Fu proprio durante l’Umanesimo che il gioco di carte, in uso nelle corti, assunse una valenza magica. Sono gli stessi decenni nei quali i dotti cercavano al contempo di ricostruire e fondare per la prima volta una “Philosophia Perennis”, una sapienza ancestrale che percorrerebbe la storia collettiva dell’umanità e troverebbe il suo compimento in un cristianesimo di cui Platone ed Ermete Trismegisto sarebbero profeti al pari di Isaia e Mosè. E’ uno dei sogni che componeva quella che De Lubac chiamava “l’alba incompiuta del Rinascimento”, l’ambizione di Ficino, Erasmo e soprattutto Pico della Mirandola, per il quale anche la Cabala ebraica e la mistica musulmana avrebbero costituito un apporto decisivo. Un’aspirazione che voleva essere tutt’altro che erudita, in un tempo in cui le teologie scatenavano guerre e ci si presentava ai dibattiti letteralmente armati di asce da battaglia, e che appunto sperava di dimostrarsi “ad usum pacis”.
Sappiamo cosa è stato poi di quell’alba, inghiottita dal crepuscolo fiammeggiante e tenebroso della Riforma e Controriforma, eppure il sogno di riuscire a cogliere l’alfabeto della creazione è proseguito come un fiume carsico nella filosofia e poesia europea, in Schelling, Novalis, nella teosofia di Steiner, persino nella prefazione che il cardinale (non creato) Von Balthasar scrisse per un anonimo trattato cristiano sui Tarocchi, appunto.
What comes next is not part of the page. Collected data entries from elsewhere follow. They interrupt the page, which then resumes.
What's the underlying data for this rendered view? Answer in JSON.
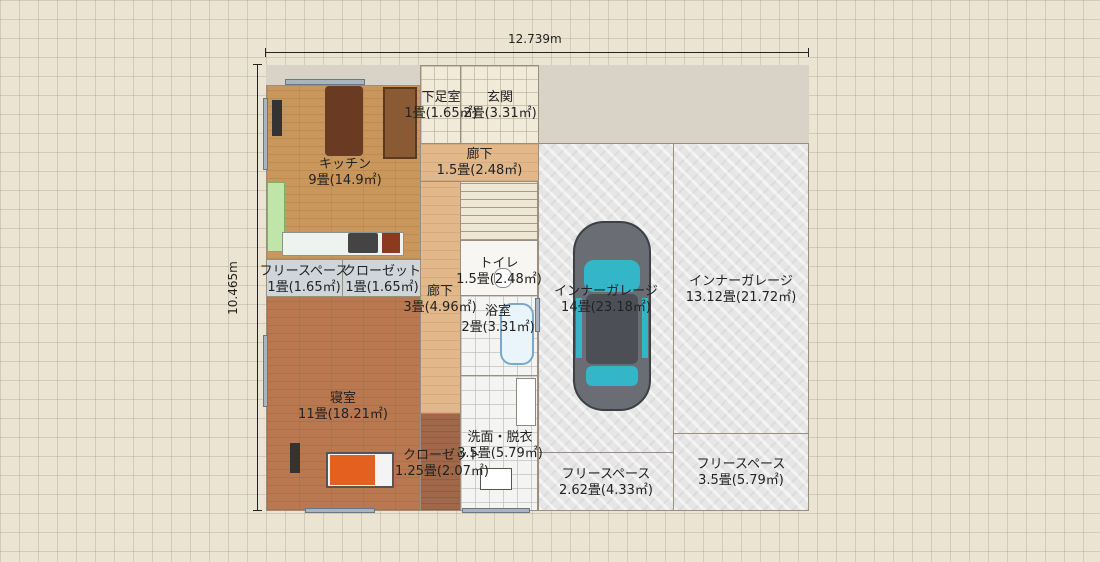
{
  "dimensions": {
    "width": "12.739m",
    "height": "10.465m"
  },
  "rooms": [
    {
      "name": "キッチン",
      "size": "9畳(14.9㎡)"
    },
    {
      "name": "下足室",
      "size": "1畳(1.65㎡)"
    },
    {
      "name": "玄関",
      "size": "2畳(3.31㎡)"
    },
    {
      "name": "廊下",
      "size": "1.5畳(2.48㎡)"
    },
    {
      "name": "フリースペース",
      "size": "1畳(1.65㎡)"
    },
    {
      "name": "クローゼット",
      "size": "1畳(1.65㎡)"
    },
    {
      "name": "トイレ",
      "size": "1.5畳(2.48㎡)"
    },
    {
      "name": "廊下",
      "size": "3畳(4.96㎡)"
    },
    {
      "name": "浴室",
      "size": "2畳(3.31㎡)"
    },
    {
      "name": "インナーガレージ",
      "size": "14畳(23.18㎡)"
    },
    {
      "name": "インナーガレージ",
      "size": "13.12畳(21.72㎡)"
    },
    {
      "name": "寝室",
      "size": "11畳(18.21㎡)"
    },
    {
      "name": "洗面・脱衣",
      "size": "3.5畳(5.79㎡)"
    },
    {
      "name": "クローゼット",
      "size": "1.25畳(2.07㎡)"
    },
    {
      "name": "フリースペース",
      "size": "2.62畳(4.33㎡)"
    },
    {
      "name": "フリースペース",
      "size": "3.5畳(5.79㎡)"
    }
  ],
  "colors": {
    "background": "#ebe4d2",
    "car_body": "#6a6e74",
    "car_glass": "#33b6c8"
  }
}
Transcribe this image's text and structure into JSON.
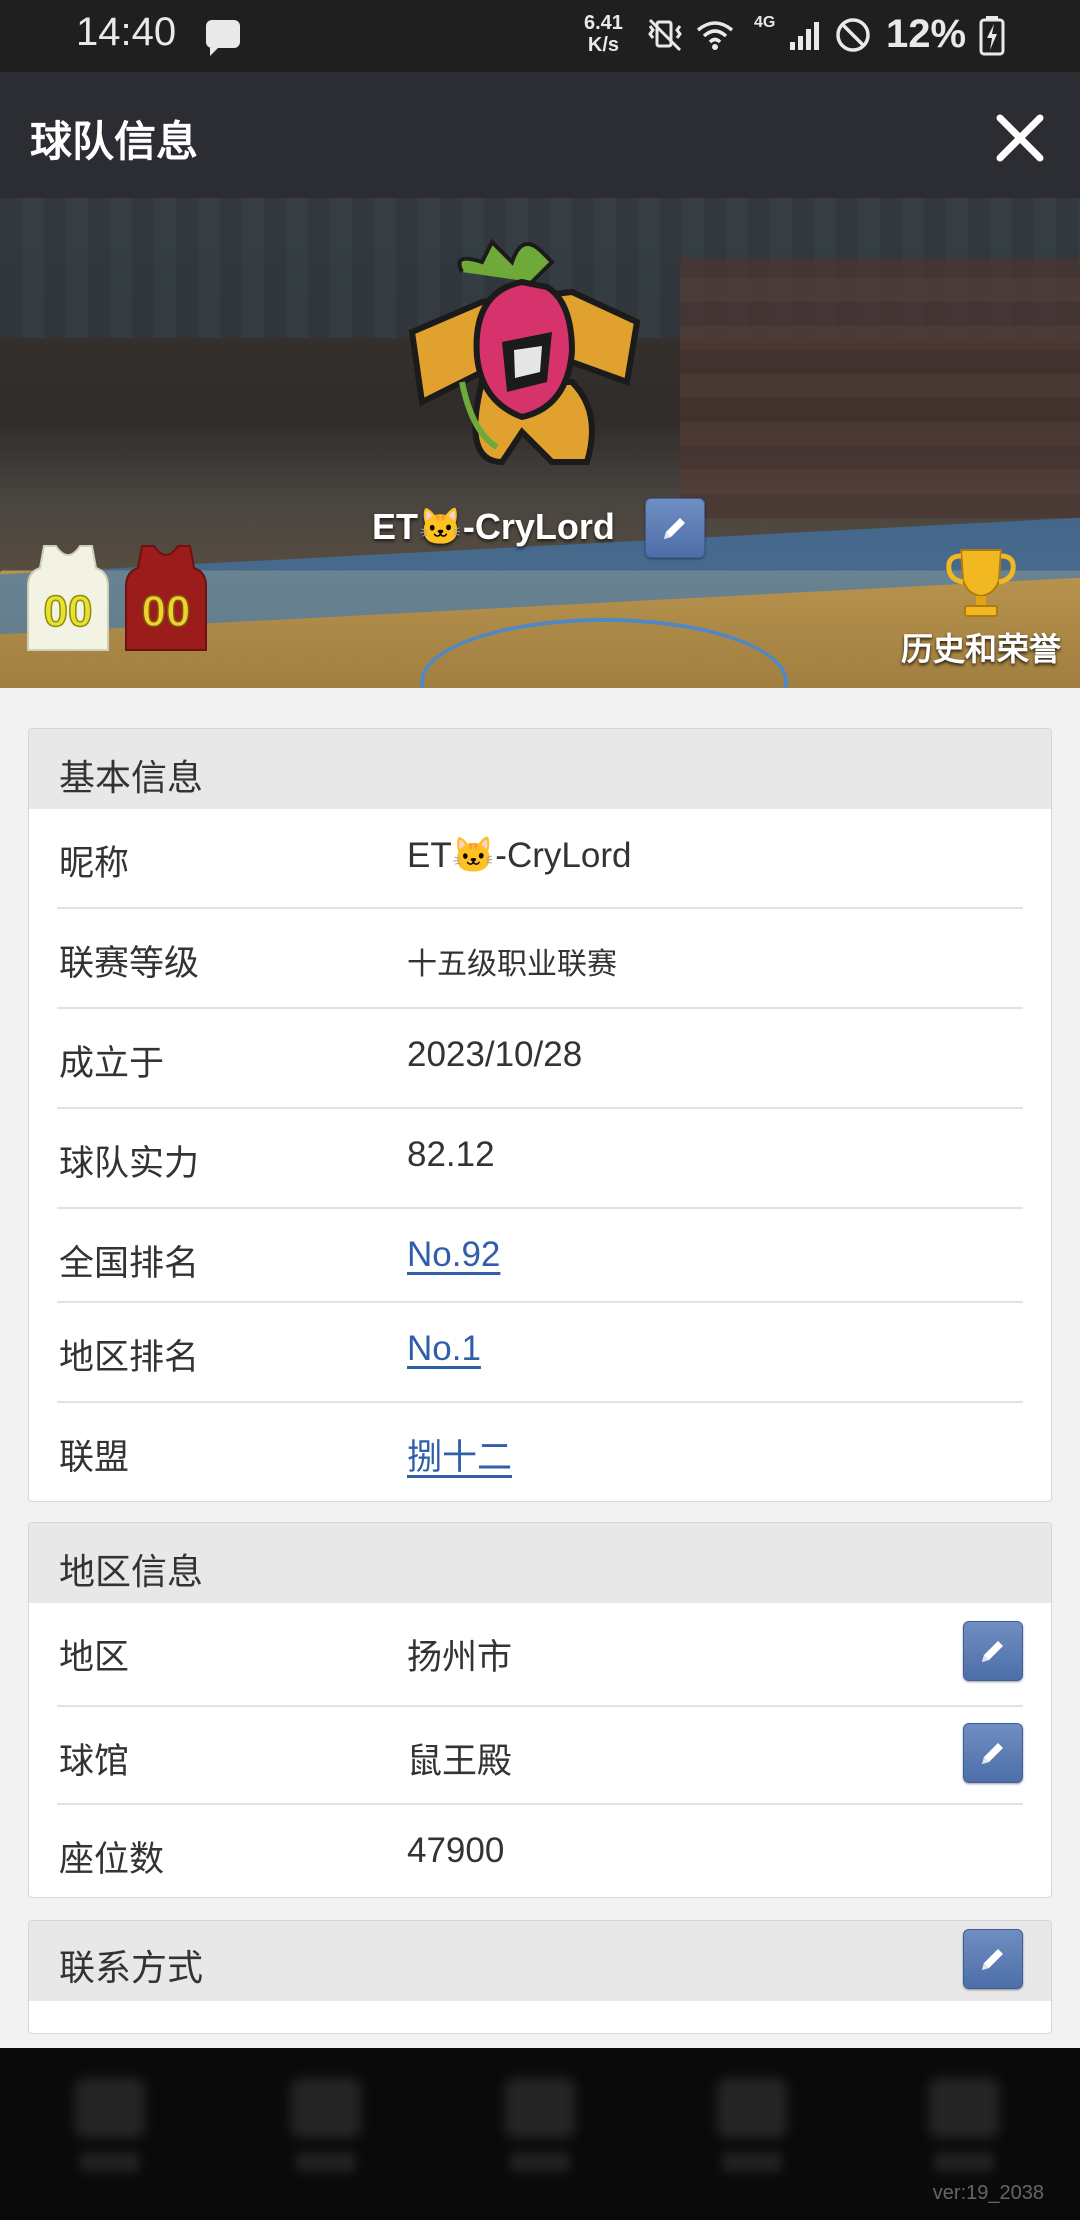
{
  "status_bar": {
    "time": "14:40",
    "net_speed_value": "6.41",
    "net_speed_unit": "K/s",
    "network": "4G",
    "battery": "12%"
  },
  "header": {
    "title": "球队信息"
  },
  "team": {
    "name": "ET🐱-CryLord",
    "home_jersey_number": "00",
    "away_jersey_number": "00",
    "honor_label": "历史和荣誉"
  },
  "basic_info": {
    "title": "基本信息",
    "rows": [
      {
        "label": "昵称",
        "value": "ET🐱-CryLord"
      },
      {
        "label": "联赛等级",
        "value": "十五级职业联赛"
      },
      {
        "label": "成立于",
        "value": "2023/10/28"
      },
      {
        "label": "球队实力",
        "value": "82.12"
      },
      {
        "label": "全国排名",
        "value": "No.92"
      },
      {
        "label": "地区排名",
        "value": "No.1"
      },
      {
        "label": "联盟",
        "value": "捌十二"
      }
    ]
  },
  "region_info": {
    "title": "地区信息",
    "rows": [
      {
        "label": "地区",
        "value": "扬州市"
      },
      {
        "label": "球馆",
        "value": "鼠王殿"
      },
      {
        "label": "座位数",
        "value": "47900"
      }
    ]
  },
  "contact": {
    "title": "联系方式"
  },
  "footer": {
    "version": "ver:19_2038"
  },
  "colors": {
    "link": "#2f5fa8",
    "edit_button": "#5677b0",
    "title_bar": "#2b2d33"
  }
}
Lo si ritrova in tutta la cultura russa d’inizio Novecento, così come nei rituali magici della Golden Dawn cui parteciparono Yeats, Crowley e il poeta sodale di J. R. Tolkien e C. S. Lewis, il Charles Williams che proprio ai Tarocchi dedicò un romanzo intitolato “La Danza dei Trionfi”, il quale a sua volta influenzò T. S. Eliot. Nell’immaginario del poeta della “Terra Desolata” le carte magiche e i riti sono sempre stati presenti, spesso con distorsioni ironiche, ma nei “Quattro Quartetti” egli si richiama esplicitamente al “Danzatore”, il Matto che ne romanzo di Williams occupa tutti i posti e nessuno, affermando che al centro dell’universo c’è un punto fisso e “se non nel punto, nel punto fermo non c’è danza e c’è soltanto la danza… circondati dalla grazia del senso, bianca luce ferma e in movimento”.
E’ un quesito importante, decisivo. Possiamo davvero riconoscere un modello nella realtà? E questo lessico, fatto di immagini e concetti che pare possedere una particolare riserva di senso, proviene da dentro o fuori di noi? Chi scrive se lo chiede a ogni compleanno, recandosi al tempio di Minerva, a Fiesole, a trovare l’Atena che ha amato fin dai tempi dell’Odissea letta da bambino: quelle colonne spezzate, quei gradoni mi comunicano qualcosa perché c’è davvero una saggezza che ci precede nel tempo, e a cui possiamo chiedere di uniformarci, o “solo” per le infinite letture che si sono stratificate nel mio sguardo? Certamente, ogni tradizione è anche inventata e luoghi e simboli si caricano persino per mera stratificazione. Il rovesciamento (ma non la negazione) di questa dinamica è il feticismo privato e collettivo, spesso dissezionato dal bisturi implacabile di Proust.
“Ammirate l’imperatore” afferma uno dei personaggi dello stesso Williams, riferendosi a un vigile urbano. Nelle sue intenzioni ciò costituisce un’affermazione al tempo stesso ironica e serissima. I nostri gesti e ruoli sono sempre goffi e difettosi rispetto alla cornice di senso in cui li inseriamo, eppure in qualche misura la incarnano davvero, e occorre ricordarsene. Una coppia di innamorati sulla spiaggia sono davvero gli Amanti, un maestro o uomo di genio è davvero un Mago. Come scrive Francesca Matteoni contemplando l’immagine del Giudizio: “Non nego il rimorso, il senso di inadeguatezza, la corsa per raggiungere quelle figure impossibili che escono dalle tombe, i se e i ma che ci tormentano nei morti. Eppure io posso soltanto restare viva. Cercarli nella memoria, incontrarli all’improvviso, sapere che attraverso di loro, cerco me stessa”. Abbiamo bisogno di scendere sotto la soglia della confusione quotidiana, della fretta reattiva, e compito dell’arte (della magia?) è proprio caricare (o scoprire) questa profondità ulteriore nei gesti e nelle cose e nei luoghi, per non farci assordare da questo “mondo che cinguetta”, come scriveva sempre l’Eliot dei “Quartetti”. Twittering, appunto.